The intersection abuts the exit from the Pulaski Bridge, a bustling thoroughfare of Brooklyn commuters. Residents say cars regularly run red lights in the area, and without a crosswalk, let alone lights or a stop sign, residents are worried about their safety.
There have been no fatalities or known injuries at the intersection, Van Bramer said. But he doesn’t want to wait for an accident to happen for things to change.
“There are a variety of solutions that can be implemented immediately to make this heavily trafficked intersection safer. I do not understand why DOT has chosen not to take action. Now is the time to act,” said Van Bramer. “Not after a tragedy occurs.”
Van Bramer made the same request to the DOT more than a year ago. According to him, DOT said the intersection was perfectly safe and did not warrant more signage. The DOT did not respond immediately for a comment.

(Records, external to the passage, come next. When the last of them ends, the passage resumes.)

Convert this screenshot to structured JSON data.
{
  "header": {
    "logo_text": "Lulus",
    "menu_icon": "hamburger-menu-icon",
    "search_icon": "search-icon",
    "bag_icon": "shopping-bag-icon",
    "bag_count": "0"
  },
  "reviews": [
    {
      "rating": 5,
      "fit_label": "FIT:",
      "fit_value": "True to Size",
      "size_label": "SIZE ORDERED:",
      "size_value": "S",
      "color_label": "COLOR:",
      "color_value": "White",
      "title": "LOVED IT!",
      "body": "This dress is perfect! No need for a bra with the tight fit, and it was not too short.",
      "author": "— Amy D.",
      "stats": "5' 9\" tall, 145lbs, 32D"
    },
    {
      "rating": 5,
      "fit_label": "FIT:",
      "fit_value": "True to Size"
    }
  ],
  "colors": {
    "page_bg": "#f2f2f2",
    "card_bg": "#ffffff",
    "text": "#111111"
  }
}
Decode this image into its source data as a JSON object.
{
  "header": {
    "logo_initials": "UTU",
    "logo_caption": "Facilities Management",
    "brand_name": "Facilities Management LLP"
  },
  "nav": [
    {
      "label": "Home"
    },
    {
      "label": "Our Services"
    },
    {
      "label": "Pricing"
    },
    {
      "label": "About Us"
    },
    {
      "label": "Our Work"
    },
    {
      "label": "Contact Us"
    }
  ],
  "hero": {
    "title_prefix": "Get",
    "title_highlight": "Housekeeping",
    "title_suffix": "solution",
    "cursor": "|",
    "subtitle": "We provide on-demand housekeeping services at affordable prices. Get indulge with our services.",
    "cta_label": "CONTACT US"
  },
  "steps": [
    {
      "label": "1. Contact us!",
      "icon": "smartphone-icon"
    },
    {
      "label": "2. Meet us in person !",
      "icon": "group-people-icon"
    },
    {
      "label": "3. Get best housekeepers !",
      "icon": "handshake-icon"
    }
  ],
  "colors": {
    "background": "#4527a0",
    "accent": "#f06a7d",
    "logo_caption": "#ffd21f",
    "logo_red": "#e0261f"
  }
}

Van Bramer, who represents the 26th Council District, says he hopes de Blasio will appoint a DOT commissioner who puts New Yorker’s safety first and foremost. He said he is tired of waiting for years while the department drags its feet on improvements needed to keep his constituents safe. Van Bramer demanded that the DOT comprehensively study the intersection and install either a stop sign or a stop light, as well as a pedestrian walkway across 49th street.
Street safety is on a list of priorities for Mayor-Elect Bill de Blasio. One the items de Blasio’s policy book is Vision Zero, a plan to have traffic-related fatalities and injuries down to zero within the next ten years.
Vision Zero was an initiative started in Sweden in 1994 and is based on the idea that streets should be designed to safeguard against human error.
Vision Zero’s website claims that fatalities involving unprotected pedestrians in Sweden have fallen by almost 50 percent in the last five years.”
Sweden has not achieved its Vision Zero goal, but as they say: “Shoot for the moon. Even if you miss, you’ll land among the stars.”
The next commissioner of the DOT will, like the current one, be limited by laws and regulation decided at the state level.
“To put us on this path, de Blasio will stop waiting on Albany and fight for home rule, so New York City—on its own—can install red light cameras and speed enforcement cameras around hundreds of schools and senior centers,” reads de Blasio’s policy book.
De Blasio has yet to appoint the next DOT commissioner, who will replace Janette Sadik-Khan, the DOT commissioner since 2007.
Holly Kellum is a special correspondent in New York.